Starting in the year 1861 when gay love was completely unheard of. I had also wanted to write something unique and luckily, it was PRIDE MONTH.

I traced the journey of the two lovers, Jason and Ranger, who started as strangers but became each other's life support as time passed by.I had a choice on how i wanted to end my story as every other writer has the power to create a turn of events.

I could have had tragically killed both the lovebirds in the hands of the people of the town for doing the unthinkable, for loving each other even if they were of the same gender. Or, I could have had them out of the town and be together for the rest of their lives, acting as nothing more than good friends in front of the society's scrutinizing gaze but have the freedom to love each other behind closed doors.

I couldn't help but get attracted towards towards giving my story a positive ending. I thought," Shouldn't all be given a chance at love, they are human after all?"

My mother disagreed with my notion of love. She found the concept of homosexuality absurd and unacceptable. Thus, I somehow, along the way, portrayed her as the people of the town who were mean and who couldn't see love beyond it's outer shell.

One of the paragraphs in my short story where I defined love is:

"Love by definition means an intense feeling of affection.

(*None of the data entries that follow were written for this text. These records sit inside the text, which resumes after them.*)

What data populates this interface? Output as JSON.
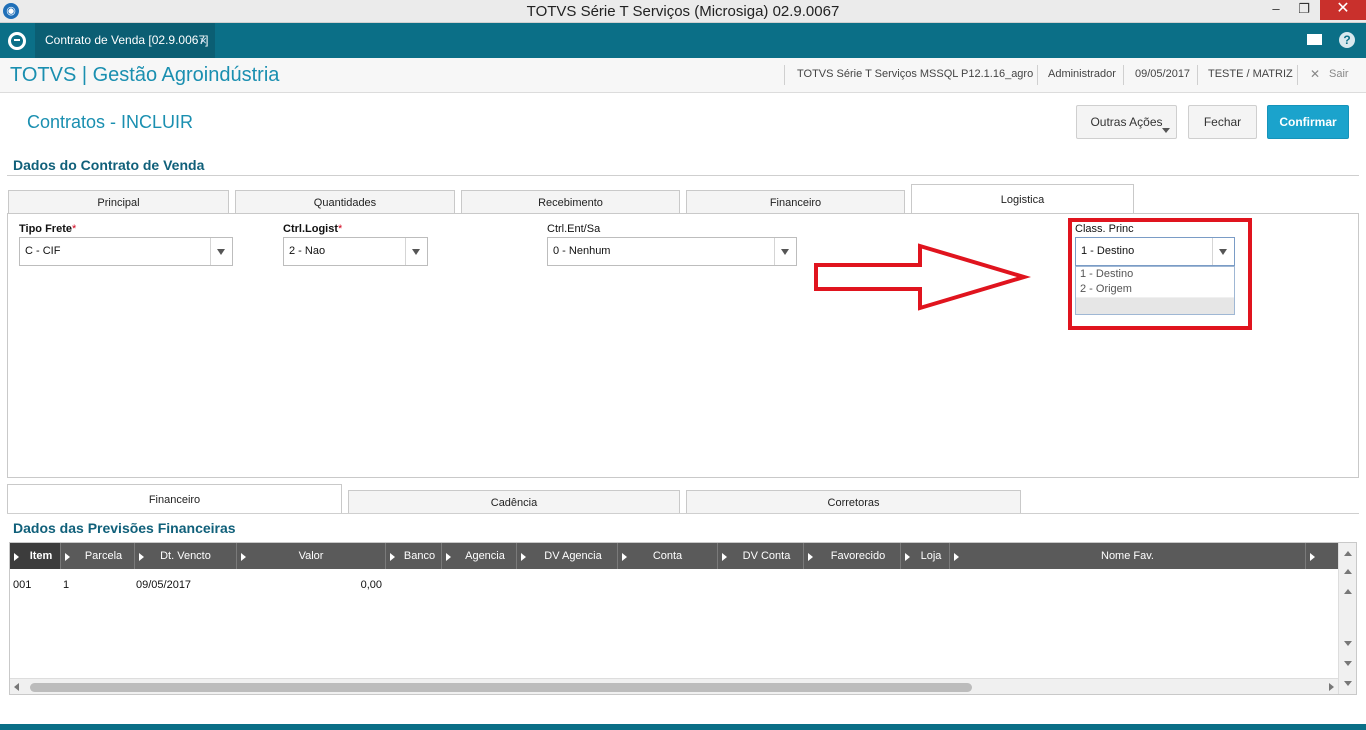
{
  "window": {
    "title": "TOTVS Série T Serviços (Microsiga) 02.9.0067"
  },
  "tabstrip": {
    "active_tab": "Contrato de Venda [02.9.0067]",
    "tab_close": "×"
  },
  "header": {
    "brand": "TOTVS | Gestão Agroindústria",
    "environment": "TOTVS Série T Serviços MSSQL P12.1.16_agro",
    "user": "Administrador",
    "date": "09/05/2017",
    "company": "TESTE / MATRIZ",
    "exit_label": "Sair"
  },
  "page": {
    "title": "Contratos - INCLUIR"
  },
  "actions": {
    "more": "Outras Ações",
    "close": "Fechar",
    "confirm": "Confirmar"
  },
  "contract": {
    "section_title": "Dados do Contrato de Venda",
    "tabs": [
      "Principal",
      "Quantidades",
      "Recebimento",
      "Financeiro",
      "Logistica"
    ],
    "active_tab": "Logistica",
    "fields": {
      "tipo_frete": {
        "label": "Tipo Frete",
        "required_mark": "*",
        "value": "C - CIF"
      },
      "ctrl_logist": {
        "label": "Ctrl.Logist",
        "required_mark": "*",
        "value": "2 - Nao"
      },
      "ctrl_ent_sa": {
        "label": "Ctrl.Ent/Sa",
        "value": "0 - Nenhum"
      },
      "class_princ": {
        "label": "Class. Princ",
        "value": "1 - Destino",
        "options": [
          "1 - Destino",
          "2 - Origem"
        ]
      }
    }
  },
  "lower": {
    "tabs": [
      "Financeiro",
      "Cadência",
      "Corretoras"
    ],
    "active_tab": "Financeiro",
    "section_title": "Dados das Previsões Financeiras",
    "columns": [
      "Item",
      "Parcela",
      "Dt. Vencto",
      "Valor",
      "Banco",
      "Agencia",
      "DV Agencia",
      "Conta",
      "DV Conta",
      "Favorecido",
      "Loja",
      "Nome Fav."
    ],
    "rows": [
      {
        "item": "001",
        "parcela": "1",
        "vencto": "09/05/2017",
        "valor": "0,00"
      }
    ]
  },
  "colors": {
    "accent": "#1a8fb0",
    "toolbar": "#0b6f87",
    "confirm": "#1ba3cc",
    "highlight": "#e0141e"
  }
}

If you read it again, you will find that love isn't defined with respect with respect to a particular gender, age, religion or status.

In very simple words, love knows no bounds, it is irrespective of any social or biological boundaries, and is just an emotion shared between humans and animals alike."

I see no wrong in the concept and some people are unable to see the normality of it. So everyone had something to say. I got many feed backs, some exponentially good, some bad and some just simply crude.

I take writing as a passion, not a profession, but there's no doubt that I have been writing poems for a long time. Quite frankly, compliments for a written piece, even if simple, is a big thing, makes me giddy inside, but the criticisms always make me question my skills. But I realized, the problem was not there in my work, but people found the concept of homosexuality as unnerving and problematic in their oh-so perfect society.

At the end though, I see my work as a successive step towards acceptance, flexibility and a more open-minded society all scrambled in one.

I patted myself on the back because every person has a pen but only a writer has the power and access to emotion and depth, to create extra-ordinary pieces that will be imprinted in minds of people even after they are gone.